Feature selection methods have an interesting application in biomarker discovery from high-throughput genomics data, which can guide clinical diagnosis by identifying the most discriminative biomarkers for a particular problem. In this study, the WBFS method was applied to real-world lung cancer datasets to obtain key protein biomarkers for the classification of lung tumor subtypes. The causalities among the selected biomarkers were also explored using the Bayesian network (BN) strategy. The study found six promising protein biomarkers that were directly correlated with the classification of lung cancer subtypes, including MIG6, NDRG1_pT346, BRD4, CD26, INPP4B, and DUSP4. ROC analysis and survival curves based on selected proteins were also implemented. The ROC analysis has shown that 10 protein biomarkers were able to accurately distinguish between LUAD and LUSC with an AUC value of up to 0.72 and that eight of the protein markers had significant utility in disease classification. When combined, the eight features produced an AUC of 0.960, indicating strong classification performance. Survival curves showed that MIG6, TFRC, INPP4B, and IGFBP2 had a significant impact on the overall survival rate of LUAD patients, while MIG6, GAPDH, CD26, and TFRC were all significantly correlated with the overall survival rate of LUSC patients. A study [39] demonstrated that MIG6 is essential for controlling the regulation of cell signaling in lung cancer cells.

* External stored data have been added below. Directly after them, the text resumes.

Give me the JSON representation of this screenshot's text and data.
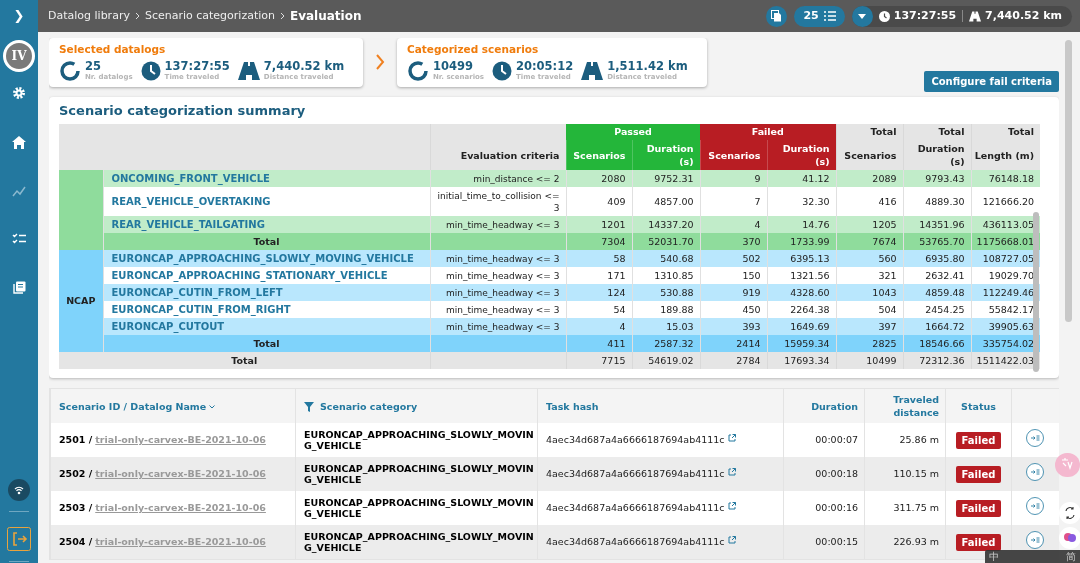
{
  "breadcrumb": [
    "Datalog library",
    "Scenario categorization",
    "Evaluation"
  ],
  "topbar": {
    "count": "25",
    "time": "137:27:55",
    "distance": "7,440.52 km"
  },
  "sidebar": {
    "toggle": "❯",
    "avatar": "IV"
  },
  "cards": [
    {
      "title": "Selected datalogs",
      "stats": [
        {
          "kind": "count",
          "value": "25",
          "label": "Nr. datalogs"
        },
        {
          "kind": "time",
          "value": "137:27:55",
          "label": "Time traveled"
        },
        {
          "kind": "distance",
          "value": "7,440.52 km",
          "label": "Distance traveled"
        }
      ]
    },
    {
      "title": "Categorized scenarios",
      "stats": [
        {
          "kind": "count",
          "value": "10499",
          "label": "Nr. scenarios"
        },
        {
          "kind": "time",
          "value": "20:05:12",
          "label": "Time traveled"
        },
        {
          "kind": "distance",
          "value": "1,511.42 km",
          "label": "Distance traveled"
        }
      ]
    }
  ],
  "configure_button": "Configure fail criteria",
  "summary": {
    "title": "Scenario categorization summary",
    "header": {
      "criteria": "Evaluation criteria",
      "passed": "Passed",
      "failed": "Failed",
      "sub": [
        "Scenarios",
        "Duration (s)",
        "Scenarios",
        "Duration (s)"
      ],
      "totals": [
        [
          "Total",
          "Scenarios"
        ],
        [
          "Total",
          "Duration (s)"
        ],
        [
          "Total",
          "Length (m)"
        ]
      ]
    },
    "groups": [
      {
        "color": "#8fdc9c",
        "rows": [
          {
            "kind": "scenario",
            "name": "ONCOMING_FRONT_VEHICLE",
            "criteria": "min_distance <= 2",
            "values": [
              "2080",
              "9752.31",
              "9",
              "41.12",
              "2089",
              "9793.43",
              "76148.18"
            ]
          },
          {
            "kind": "scenario",
            "name": "REAR_VEHICLE_OVERTAKING",
            "criteria": "initial_time_to_collision <= 3",
            "values": [
              "409",
              "4857.00",
              "7",
              "32.30",
              "416",
              "4889.30",
              "121666.20"
            ]
          },
          {
            "kind": "scenario",
            "name": "REAR_VEHICLE_TAILGATING",
            "criteria": "min_time_headway <= 3",
            "values": [
              "1201",
              "14337.20",
              "4",
              "14.76",
              "1205",
              "14351.96",
              "436113.05"
            ]
          },
          {
            "kind": "subtotal",
            "name": "Total",
            "values": [
              "7304",
              "52031.70",
              "370",
              "1733.99",
              "7674",
              "53765.70",
              "1175668.01"
            ]
          }
        ]
      },
      {
        "label": "NCAP",
        "color": "#7fd3fb",
        "rows": [
          {
            "kind": "scenario",
            "name": "EURONCAP_APPROACHING_SLOWLY_MOVING_VEHICLE",
            "criteria": "min_time_headway <= 3",
            "values": [
              "58",
              "540.68",
              "502",
              "6395.13",
              "560",
              "6935.80",
              "108727.05"
            ]
          },
          {
            "kind": "scenario",
            "name": "EURONCAP_APPROACHING_STATIONARY_VEHICLE",
            "criteria": "min_time_headway <= 3",
            "values": [
              "171",
              "1310.85",
              "150",
              "1321.56",
              "321",
              "2632.41",
              "19029.70"
            ]
          },
          {
            "kind": "scenario",
            "name": "EURONCAP_CUTIN_FROM_LEFT",
            "criteria": "min_time_headway <= 3",
            "values": [
              "124",
              "530.88",
              "919",
              "4328.60",
              "1043",
              "4859.48",
              "112249.46"
            ]
          },
          {
            "kind": "scenario",
            "name": "EURONCAP_CUTIN_FROM_RIGHT",
            "criteria": "min_time_headway <= 3",
            "values": [
              "54",
              "189.88",
              "450",
              "2264.38",
              "504",
              "2454.25",
              "55842.17"
            ]
          },
          {
            "kind": "scenario",
            "name": "EURONCAP_CUTOUT",
            "criteria": "min_time_headway <= 3",
            "values": [
              "4",
              "15.03",
              "393",
              "1649.69",
              "397",
              "1664.72",
              "39905.63"
            ]
          },
          {
            "kind": "subtotal",
            "name": "Total",
            "values": [
              "411",
              "2587.32",
              "2414",
              "15959.34",
              "2825",
              "18546.66",
              "335754.02"
            ]
          }
        ]
      }
    ],
    "total": {
      "name": "Total",
      "values": [
        "7715",
        "54619.02",
        "2784",
        "17693.34",
        "10499",
        "72312.36",
        "1511422.03"
      ]
    }
  },
  "results": {
    "columns": [
      "Scenario ID / Datalog Name",
      "Scenario category",
      "Task hash",
      "Duration",
      "Traveled distance",
      "Status"
    ],
    "rows": [
      {
        "id": "2501 /",
        "datalog": "trial-only-carvex-BE-2021-10-06",
        "category": "EURONCAP_APPROACHING_SLOWLY_MOVING_VEHICLE",
        "hash": "4aec34d687a4a6666187694ab4111c",
        "duration": "00:00:07",
        "distance": "25.86 m",
        "status": "Failed"
      },
      {
        "id": "2502 /",
        "datalog": "trial-only-carvex-BE-2021-10-06",
        "category": "EURONCAP_APPROACHING_SLOWLY_MOVING_VEHICLE",
        "hash": "4aec34d687a4a6666187694ab4111c",
        "duration": "00:00:18",
        "distance": "110.15 m",
        "status": "Failed"
      },
      {
        "id": "2503 /",
        "datalog": "trial-only-carvex-BE-2021-10-06",
        "category": "EURONCAP_APPROACHING_SLOWLY_MOVING_VEHICLE",
        "hash": "4aec34d687a4a6666187694ab4111c",
        "duration": "00:00:16",
        "distance": "311.75 m",
        "status": "Failed"
      },
      {
        "id": "2504 /",
        "datalog": "trial-only-carvex-BE-2021-10-06",
        "category": "EURONCAP_APPROACHING_SLOWLY_MOVING_VEHICLE",
        "hash": "4aec34d687a4a6666187694ab4111c",
        "duration": "00:00:15",
        "distance": "226.93 m",
        "status": "Failed"
      }
    ]
  },
  "ime_bar": [
    "中",
    "简"
  ]
}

This work involves some limitations that are worth noting. Firstly, our WBFS method is based on the feature ranking strategy, where the selection of the number of features $k$ is critical for achieving optimal classification performance and accuracy. Unfortunately, there is currently no effective strategy for determining the optimal value of $k$. Moreover, in the era of big data, it is more important than ever to identify the causal relationships among large datasets. However, most of the proposed feature selection methods are non-causal, and thus, it is necessary to establish a connection between non-causal feature selection and causality inference. In our future work, we plan to focus on two main aspects:

(1)

Developing a more efficient feature selection algorithm that can automatically determine the optimal number of selected features based on the intrinsic dimension of a high-dimensional dataset.

(2)

Investigating the relationship between causal and non-causal feature selection methods and applying non-causal feature selection methods to the Bayesian network. This will facilitate Bayesian network structure learning based on high-dimensional data.

5. Conclusions

In this paper, we developed a new weight-based feature selection (WBFS) method to identify protein biomarkers to distinguish between two different subtypes (LUAD and LUSC) of lung cancer. Additionally, we further explored the direct influencing factors for lung cancer subtype classification using Bayesian networks. Six promising protein biomarkers (MIG6, NDRG1_pT346, BRD4, CD26, INPP4B, and DUSP4) specifically contributed to the subtype classification. These biomarkers, along with others, were able to accurately distinguish between LUAD and LUSC with a high AUC value. The identification and characterization of these biomarkers hold enormous potential for improving the diagnosis, treatment, and outcomes of lung cancer patients.